Aside from the piss-poor Foreign Baddies™, the characters are largely believable enough for you to want to feel invested in Consortium’s insane premise. Unfortunately, it’s hard to keep these sentiments warm.

Following on from a veritable plane crash of a launch, substantial patches have since made Consortium playable. Despite the improvements immersion-breaking bugs are still impossible to ignore, an issue exacerbated by the decision to use purposeful glitches as a narrative tool.

Ambitious ideas define its best qualities, but also visibly leave Consortium crippled, crushed under the weight of a creative vision that – as a player – I desperately wanted to see it achieve. Unfortunately, the result is mess: a spider-web of variables that can’t reliably hold itself together, despite restricting itself to telling a very short story.

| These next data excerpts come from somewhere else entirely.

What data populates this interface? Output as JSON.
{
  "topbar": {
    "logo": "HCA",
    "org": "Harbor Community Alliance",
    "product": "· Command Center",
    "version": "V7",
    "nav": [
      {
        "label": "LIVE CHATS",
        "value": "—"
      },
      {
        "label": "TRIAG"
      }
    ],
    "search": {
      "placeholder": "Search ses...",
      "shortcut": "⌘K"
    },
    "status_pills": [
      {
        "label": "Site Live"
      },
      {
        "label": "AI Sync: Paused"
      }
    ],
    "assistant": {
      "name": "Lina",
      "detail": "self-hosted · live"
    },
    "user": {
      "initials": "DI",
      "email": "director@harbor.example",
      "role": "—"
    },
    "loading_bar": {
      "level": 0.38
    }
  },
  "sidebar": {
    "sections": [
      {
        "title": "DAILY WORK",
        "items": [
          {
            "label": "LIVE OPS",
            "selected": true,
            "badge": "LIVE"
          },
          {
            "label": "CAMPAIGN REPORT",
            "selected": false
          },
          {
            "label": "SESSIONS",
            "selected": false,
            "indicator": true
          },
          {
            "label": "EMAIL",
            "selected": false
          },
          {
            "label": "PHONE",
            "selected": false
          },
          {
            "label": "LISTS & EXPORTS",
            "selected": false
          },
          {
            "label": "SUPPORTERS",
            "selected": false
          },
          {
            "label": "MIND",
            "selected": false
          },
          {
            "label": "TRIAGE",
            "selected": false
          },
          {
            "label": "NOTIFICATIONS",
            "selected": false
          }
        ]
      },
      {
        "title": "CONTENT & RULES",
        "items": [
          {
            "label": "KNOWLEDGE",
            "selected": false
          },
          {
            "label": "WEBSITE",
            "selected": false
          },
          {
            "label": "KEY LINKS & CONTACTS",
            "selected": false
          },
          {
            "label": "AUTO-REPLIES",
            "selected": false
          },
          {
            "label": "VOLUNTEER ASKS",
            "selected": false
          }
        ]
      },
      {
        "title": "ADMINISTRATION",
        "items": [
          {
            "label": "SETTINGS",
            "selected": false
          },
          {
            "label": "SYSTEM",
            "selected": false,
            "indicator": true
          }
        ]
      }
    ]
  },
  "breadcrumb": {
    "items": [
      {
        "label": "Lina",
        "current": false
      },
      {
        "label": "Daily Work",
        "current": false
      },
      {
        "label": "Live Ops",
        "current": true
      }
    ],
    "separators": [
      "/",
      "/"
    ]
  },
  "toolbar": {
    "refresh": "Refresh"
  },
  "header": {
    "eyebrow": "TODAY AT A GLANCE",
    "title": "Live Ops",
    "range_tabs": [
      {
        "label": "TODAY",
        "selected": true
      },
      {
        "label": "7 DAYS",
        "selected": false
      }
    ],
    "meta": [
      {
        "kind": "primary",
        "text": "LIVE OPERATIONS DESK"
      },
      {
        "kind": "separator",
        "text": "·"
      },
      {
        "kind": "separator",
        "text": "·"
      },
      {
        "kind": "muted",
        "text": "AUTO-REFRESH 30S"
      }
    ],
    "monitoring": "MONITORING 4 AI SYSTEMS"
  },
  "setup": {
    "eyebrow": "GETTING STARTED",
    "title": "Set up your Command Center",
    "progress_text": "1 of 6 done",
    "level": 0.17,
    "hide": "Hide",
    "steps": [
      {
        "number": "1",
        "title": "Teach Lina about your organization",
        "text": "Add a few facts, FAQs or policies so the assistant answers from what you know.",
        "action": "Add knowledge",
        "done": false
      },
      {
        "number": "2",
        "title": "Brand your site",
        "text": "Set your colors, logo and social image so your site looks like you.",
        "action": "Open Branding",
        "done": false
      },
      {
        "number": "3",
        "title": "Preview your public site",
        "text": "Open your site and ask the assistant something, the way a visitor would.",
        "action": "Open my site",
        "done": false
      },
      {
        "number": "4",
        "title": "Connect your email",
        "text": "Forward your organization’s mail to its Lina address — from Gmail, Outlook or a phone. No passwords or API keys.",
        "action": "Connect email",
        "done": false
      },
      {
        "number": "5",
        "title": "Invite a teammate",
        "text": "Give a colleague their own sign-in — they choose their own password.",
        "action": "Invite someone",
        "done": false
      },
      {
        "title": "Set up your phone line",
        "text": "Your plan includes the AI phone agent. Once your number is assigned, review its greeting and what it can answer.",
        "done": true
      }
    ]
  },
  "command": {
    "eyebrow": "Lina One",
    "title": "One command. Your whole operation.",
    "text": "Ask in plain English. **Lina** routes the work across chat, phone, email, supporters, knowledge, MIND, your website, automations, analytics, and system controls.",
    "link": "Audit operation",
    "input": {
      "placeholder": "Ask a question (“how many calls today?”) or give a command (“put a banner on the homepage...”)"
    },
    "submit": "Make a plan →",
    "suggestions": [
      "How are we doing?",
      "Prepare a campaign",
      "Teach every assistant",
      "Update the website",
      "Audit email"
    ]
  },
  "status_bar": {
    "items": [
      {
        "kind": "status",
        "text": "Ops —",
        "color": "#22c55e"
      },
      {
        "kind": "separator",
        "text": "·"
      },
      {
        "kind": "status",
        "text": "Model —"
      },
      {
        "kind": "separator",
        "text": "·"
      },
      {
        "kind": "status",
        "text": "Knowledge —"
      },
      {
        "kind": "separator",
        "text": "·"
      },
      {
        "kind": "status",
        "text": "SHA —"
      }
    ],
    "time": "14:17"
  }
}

As a fan of narrative-driven games there’s a lot here to love, but until we have confirmation that part 2 and 3 of Consortium are actually being made, it’s an expensive investment to make in an unfinished story.

Finished in 4 hours.

verdict

A brilliant premise is undercut by short play time, poor combat and many bugs.
6 Brilliant premise. Decent characters, fascinating story. Only 4 hours until part 1 finishes – on a cliffhanger. Substantial bugs & glitches remain.